Je vous ai écrit une lettre par la voie de M. Borde, [2] libraire, datée d’aujourd’hui quatre heures de soir, que ledit sieur Borde vous fera rendre, par laquelle je vous assurais de la santé de M. de Gassendi. [3] Tôt après ma lettre écrite, M. Riolan [4] m’a envoyé son garçon afin que je l’allasse voir. Il se trouvait pressé de la poitrine, nous avons accordé qu’il serait incontinent saigné. [5] Je pense que c’en est fait, c’est un grand remède pour telles oppressions. Comme j’y allais, j’ai rencontré M. Sorbière, [6] lequel m’a dit que vous lui aviez écrit, qu’il partira lundi matin, et qu’il ne manquera pas de vous voir et de vous faire mes recommandations. Reprochez-lui qu’il a eu tort de chanter des injures à M. Riolan, qui est un homme incomparable, et d’appeler notre métier Artem nugarum, etc[1] Dieu le punira et cela sera cause qu’il ne sera pas sitôt abbé comme il eût désiré, et moi aussi. M. Riolan m’a dit que demain matin partira d’ici le prince Thomas [7] pour s’en aller à Turin [8] afin de tâcher d’empêcher le mariage du duc de Savoie, [9] son neveu, avec la fille aînée du duc d’Orléans, [10] j’entends celle du premier lit, [11] laquelle est âgée de 27 ans et très riche ; et d’autres disent que c’est pour traverser le mariage du duc de Savoie avec la fille du roi d’Espagne, [2][12][13] ce qui serait pour lui un grand parti et qui est trop avantageux pour être rompu ni empêché. Le duc de Savoie veut bien donner sa sœur [14] au roi de France, mais lui ne veut point épouser la nièce du Mazarin. [15] On dit que le pape [16] se meurt ; que les cardinaux Barberins [17][18] ont levé 4 000 hommes près de Rome pour empêcher un schisme, [3] peut-être qu’ils en feront eux-mêmes un ; que le duc de Guise [19] a pris terre vers Reggio [20] dans la Calabre et que les Barberins lui pourront envoyer du secours, s’ils n’ont besoin de ces gens-là à Rome. [4] Nous avons perdu quelques troupes sur la frontière de Champagne qui ont été défaites par les gens du prince de Condé. [21] La reine de Suède [22] est toujours à Anvers, [23] elle a déclaré aux jésuites qu’elle ne se fera jamais catholique. [24][25] Je pense que c’est tout un car la religion des princes est une chose bien étrange, personata et fucata, saltem præpostera pietas[5][24][26] On croit, ou au moins l’on soupçonne quelque intelligence de Cromwell [27] avec l’Espagnol contre nous. Adieu, soyez, Monsieur, mon bon ami, je suis tout vôtre.

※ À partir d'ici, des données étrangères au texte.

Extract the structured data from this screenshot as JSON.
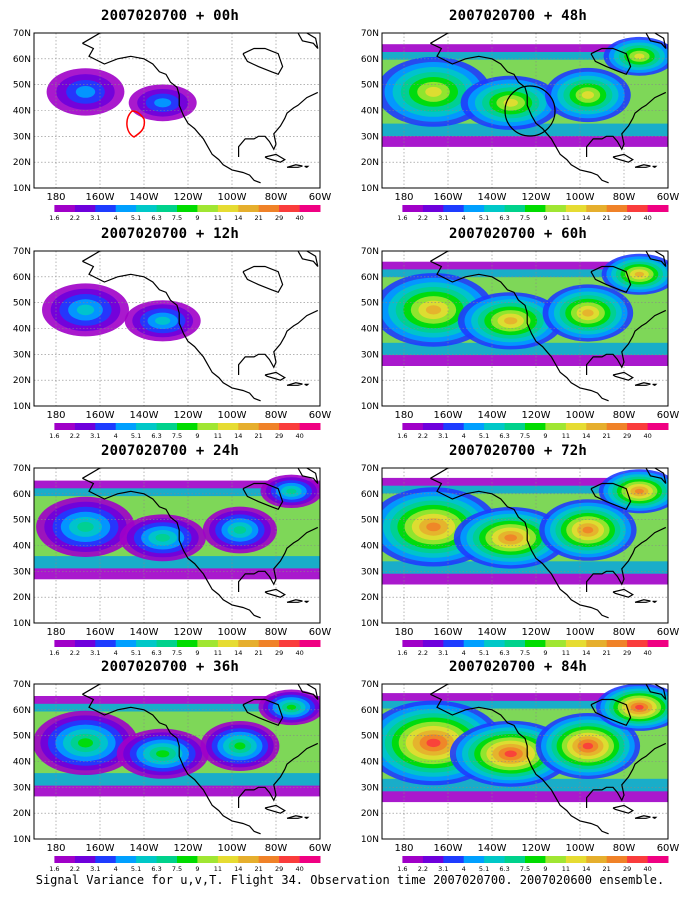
{
  "panels": [
    {
      "title": "2007020700 + 00h",
      "lead": "00h",
      "intensity": 0.15
    },
    {
      "title": "2007020700 + 48h",
      "lead": "48h",
      "intensity": 0.55
    },
    {
      "title": "2007020700 + 12h",
      "lead": "12h",
      "intensity": 0.25
    },
    {
      "title": "2007020700 + 60h",
      "lead": "60h",
      "intensity": 0.62
    },
    {
      "title": "2007020700 + 24h",
      "lead": "24h",
      "intensity": 0.38
    },
    {
      "title": "2007020700 + 72h",
      "lead": "72h",
      "intensity": 0.72
    },
    {
      "title": "2007020700 + 36h",
      "lead": "36h",
      "intensity": 0.45
    },
    {
      "title": "2007020700 + 84h",
      "lead": "84h",
      "intensity": 0.82
    }
  ],
  "lat_labels": [
    "70N",
    "60N",
    "50N",
    "40N",
    "30N",
    "20N",
    "10N"
  ],
  "lon_labels": [
    "180",
    "160W",
    "140W",
    "120W",
    "100W",
    "80W",
    "60W"
  ],
  "colorbar": {
    "labels": [
      "1.6",
      "2.2",
      "3.1",
      "4",
      "5.1",
      "6.3",
      "7.5",
      "9",
      "11",
      "14",
      "21",
      "29",
      "40"
    ],
    "colors": [
      "#a000c8",
      "#6e00dc",
      "#1e3cff",
      "#00a0ff",
      "#00c8c8",
      "#00d28c",
      "#00dc00",
      "#a0e632",
      "#e6dc32",
      "#e6af2d",
      "#f08228",
      "#fa3c3c",
      "#f00082"
    ]
  },
  "footer": "Signal Variance for u,v,T. Flight 34. Observation time 2007020700. 2007020600 ensemble."
}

Tuus ex animo usque ad aras[6]

Ne vous étonnez point si j’écris à M. Borde, c’est pour lui faire réponse sur ce qu’il m’a demandé mon avis d’imprimer l’Hippocrate de Foesius ; [28][29] je lui ai amplement répondu et satisfait, mais ne faites aucun semblant de le savoir de moi ni d’autres jusqu’à ce qu’ils vous en parlent. [7] Je baise très humblement les mains à Messieurs nos bons amis MM. Gras, Garnier et Falconet.

Vale et me ama[8]

Fait à Paris ce 4e de décembre 1654 à huit heures du soir.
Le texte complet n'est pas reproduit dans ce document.